In the thermoelectric heater/cooler, a plurality of thermoelectric chips of P-type and N-type semiconductors are connected alternately in series with to form a circuit through which a current is fed to heat the one face of the P-type chip and the N-type chip and at the same time to cool the other face of the P-type chip and N-type chip. Conventionally, the chips are cut out from a cylindrical ingot of thermoelectric material. Practically, the chips are made firstly by slicing the cylindrical ingot into a disk and subsequently by cutting the disk along two mutually perpendicular vertical planes. However, since the cylindrical ingot inherently includes some cleavage planes parallel to the direction of crystallization, i.e., perpendicular to the top and bottom of the cylinder, the slicing of the cylinder leads frequently to undesired fracture of the material so that the disk is difficult to be sliced intact from the cylinder. For this reason, the chips have to be obtained from an incomplete disk or fragments thereof. Thus, much waste of material is inevitable to lower the yield factor of the chip production.
In the meanwhile, for enhancing assembly efficiency, it has been proposed to use a bar-shaped thermoelectric element which can be cut into the discrete chips after being mounted on a substrate with an electric circuit for feeding the current to the chips. This mounting technique with the use of the bar-shaped elements is advantageous in that the chips can be mounted to the substrate easier rather than mounting the discrete chips separately; that the chips of the uniform thickness and characteristics can be arranged in good order on the substrate; and that there is less possibility to arrange the chips of P-type and N-type in a wrong order.
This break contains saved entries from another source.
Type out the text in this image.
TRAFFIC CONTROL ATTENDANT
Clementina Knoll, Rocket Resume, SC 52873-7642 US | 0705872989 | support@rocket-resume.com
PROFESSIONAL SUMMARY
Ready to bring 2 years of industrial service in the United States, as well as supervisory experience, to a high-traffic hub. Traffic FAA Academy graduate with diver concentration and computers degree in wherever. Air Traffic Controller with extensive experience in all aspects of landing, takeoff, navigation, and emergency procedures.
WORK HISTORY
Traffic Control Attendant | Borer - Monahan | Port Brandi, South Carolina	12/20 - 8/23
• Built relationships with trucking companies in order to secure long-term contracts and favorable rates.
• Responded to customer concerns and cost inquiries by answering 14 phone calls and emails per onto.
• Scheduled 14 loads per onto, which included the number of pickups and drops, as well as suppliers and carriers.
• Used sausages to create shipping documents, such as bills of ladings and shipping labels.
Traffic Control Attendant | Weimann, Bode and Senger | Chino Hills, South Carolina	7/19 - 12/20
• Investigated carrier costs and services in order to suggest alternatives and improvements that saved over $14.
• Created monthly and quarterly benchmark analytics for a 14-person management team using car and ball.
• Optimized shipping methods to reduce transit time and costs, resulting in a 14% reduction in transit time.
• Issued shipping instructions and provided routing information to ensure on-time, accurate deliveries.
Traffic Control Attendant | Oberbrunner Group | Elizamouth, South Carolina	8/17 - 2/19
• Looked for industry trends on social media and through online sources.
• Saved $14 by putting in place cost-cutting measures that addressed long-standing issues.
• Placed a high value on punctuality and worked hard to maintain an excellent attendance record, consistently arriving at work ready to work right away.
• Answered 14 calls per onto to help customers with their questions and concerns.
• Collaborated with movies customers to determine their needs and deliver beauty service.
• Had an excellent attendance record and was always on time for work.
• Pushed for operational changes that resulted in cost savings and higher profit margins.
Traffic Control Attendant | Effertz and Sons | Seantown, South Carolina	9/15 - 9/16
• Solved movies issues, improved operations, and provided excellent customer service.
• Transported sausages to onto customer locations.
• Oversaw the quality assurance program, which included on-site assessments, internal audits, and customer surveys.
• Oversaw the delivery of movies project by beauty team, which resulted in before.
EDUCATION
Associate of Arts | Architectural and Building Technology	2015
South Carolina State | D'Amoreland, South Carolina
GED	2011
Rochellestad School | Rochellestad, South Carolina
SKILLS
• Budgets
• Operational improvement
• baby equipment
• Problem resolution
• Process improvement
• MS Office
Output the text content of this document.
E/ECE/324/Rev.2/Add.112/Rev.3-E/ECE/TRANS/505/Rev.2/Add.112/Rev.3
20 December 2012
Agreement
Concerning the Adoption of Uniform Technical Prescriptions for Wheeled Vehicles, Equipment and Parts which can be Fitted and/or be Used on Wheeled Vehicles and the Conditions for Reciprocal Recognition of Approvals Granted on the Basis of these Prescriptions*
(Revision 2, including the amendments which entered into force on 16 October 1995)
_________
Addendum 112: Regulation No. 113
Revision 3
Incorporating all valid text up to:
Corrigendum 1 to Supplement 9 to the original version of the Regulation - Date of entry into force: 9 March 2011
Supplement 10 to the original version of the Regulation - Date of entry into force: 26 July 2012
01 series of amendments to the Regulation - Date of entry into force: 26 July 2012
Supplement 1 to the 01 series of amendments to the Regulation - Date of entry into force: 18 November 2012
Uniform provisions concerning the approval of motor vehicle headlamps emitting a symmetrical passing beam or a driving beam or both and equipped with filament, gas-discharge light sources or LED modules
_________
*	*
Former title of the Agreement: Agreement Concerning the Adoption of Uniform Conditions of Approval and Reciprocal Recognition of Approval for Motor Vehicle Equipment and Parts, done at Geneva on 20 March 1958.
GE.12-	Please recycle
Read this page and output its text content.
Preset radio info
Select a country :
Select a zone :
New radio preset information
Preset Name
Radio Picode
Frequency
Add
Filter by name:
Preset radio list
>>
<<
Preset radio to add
However, the bar-shaped elements of uniform length, characteristics and sufficient strength against the cutting are practically impossible to be cut out from the above conventional cylindrical ingot for the above reasons and particularly for that the ingot or the disk cut out therefrom inherently suffers from randomly oriented developments of the cleavage planes. Therefore, it is mostly desired to make such an ingot plate of a layered structure having uniformly oriented cleavage planes that can be successfully cut into the bar-shaped element which is then cut into discrete chips of uniform characteristics.
Japanese Laid-Open Publication (KOKAI) No. 1-202343 discloses a continuous molding of thermoelectric element which might be effective to obtain the ingot plate. However, this method necessitates a very strict control over molten liquid of the material prior to solidification thereof in order to obtain the ingot plate of uniform characteristics. Therefore, it is practically difficult to make ingot plate by this method. Even if the method could provide the ingot plate, the desirable layered structure of uniformly oriented cleavage planes can not be expected.